2階に下りるとそこには双子の娘の寝室、グレンさんの書斎、寝室、それにバス、トイレ。1階はゆったりとしたダイニングルームと広い庭に面したキッチン。子供のベッドからダイニングテーブル、ソファ、暖房のラジエーターまで、テレビなどの電気器具を除いてほとんどの家具がアンティークで占めている。グレンさんがこの家を買ったのは5年前。それからすべての家具を買い揃えてきた。
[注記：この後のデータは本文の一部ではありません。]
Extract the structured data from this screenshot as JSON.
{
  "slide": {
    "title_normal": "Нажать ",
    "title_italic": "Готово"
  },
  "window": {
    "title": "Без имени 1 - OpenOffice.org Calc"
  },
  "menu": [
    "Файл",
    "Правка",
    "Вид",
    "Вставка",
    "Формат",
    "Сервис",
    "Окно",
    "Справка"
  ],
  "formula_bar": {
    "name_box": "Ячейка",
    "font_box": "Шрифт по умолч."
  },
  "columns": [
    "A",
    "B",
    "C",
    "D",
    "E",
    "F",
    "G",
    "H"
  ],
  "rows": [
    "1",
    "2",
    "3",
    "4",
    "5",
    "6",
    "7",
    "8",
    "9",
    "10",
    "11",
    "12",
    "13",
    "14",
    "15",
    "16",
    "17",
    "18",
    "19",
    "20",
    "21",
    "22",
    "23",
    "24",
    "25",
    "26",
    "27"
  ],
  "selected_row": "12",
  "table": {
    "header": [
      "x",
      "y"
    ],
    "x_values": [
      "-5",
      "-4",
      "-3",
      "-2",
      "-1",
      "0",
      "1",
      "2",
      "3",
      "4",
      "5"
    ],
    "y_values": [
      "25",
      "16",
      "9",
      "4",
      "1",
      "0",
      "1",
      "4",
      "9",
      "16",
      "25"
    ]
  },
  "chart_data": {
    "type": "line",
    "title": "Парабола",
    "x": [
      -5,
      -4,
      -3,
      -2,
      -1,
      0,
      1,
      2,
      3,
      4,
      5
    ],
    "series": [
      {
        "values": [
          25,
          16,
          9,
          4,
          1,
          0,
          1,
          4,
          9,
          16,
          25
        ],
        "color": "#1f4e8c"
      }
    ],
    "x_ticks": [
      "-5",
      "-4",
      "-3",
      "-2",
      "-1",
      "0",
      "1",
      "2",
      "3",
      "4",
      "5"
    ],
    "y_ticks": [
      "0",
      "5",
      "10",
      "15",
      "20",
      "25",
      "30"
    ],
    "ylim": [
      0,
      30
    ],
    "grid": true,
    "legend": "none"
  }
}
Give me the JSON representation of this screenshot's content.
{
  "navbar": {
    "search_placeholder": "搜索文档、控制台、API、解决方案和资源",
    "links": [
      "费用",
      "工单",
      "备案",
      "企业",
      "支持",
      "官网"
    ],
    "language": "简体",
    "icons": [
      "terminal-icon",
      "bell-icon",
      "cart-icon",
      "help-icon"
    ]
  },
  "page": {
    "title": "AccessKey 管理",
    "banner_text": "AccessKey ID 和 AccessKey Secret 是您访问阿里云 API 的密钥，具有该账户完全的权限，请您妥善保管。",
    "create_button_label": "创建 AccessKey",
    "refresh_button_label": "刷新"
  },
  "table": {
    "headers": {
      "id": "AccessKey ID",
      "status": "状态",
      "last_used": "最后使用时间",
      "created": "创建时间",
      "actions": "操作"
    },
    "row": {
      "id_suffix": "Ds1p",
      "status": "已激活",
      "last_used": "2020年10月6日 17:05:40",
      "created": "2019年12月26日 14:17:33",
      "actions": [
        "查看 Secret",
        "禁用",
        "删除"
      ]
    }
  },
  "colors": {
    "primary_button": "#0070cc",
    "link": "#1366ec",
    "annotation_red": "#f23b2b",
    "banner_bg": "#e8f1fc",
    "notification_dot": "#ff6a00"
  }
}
「IKEAやHbitaに行けば何でも一度に買い揃えることができるから楽なんだけど、そうするとまるでカタログの写真を見ているような新婚の家になるだろ。新しくて面白いデザインの家具もたくさんあるけど、僕は人が長年使ったことによって出て来る温もりがある家具が好き。だからいくら時間がかかってもマーケットで古い家具を探すことにしたんだ。でも実は妻は僕と全く正反対の意見を持っている。現実的に考えるとまとめて買い物は済ますのが賢明だと言ってお互いいつももめる。映画会社を経営する超多忙なキャリアウーマンであり、ママでもある彼女にとっては、時間と効率が一番大切なんだ。その考えは良く理解できる。
IKEAが成功するのは人々の多忙な生活の表れだと思う。でもそうやって即席でモノ買い揃えるのは、ちゃんと料理をする時間がないからファーストフードを買って食べるのと同じだよ」とグレンさんは現代社会について語る。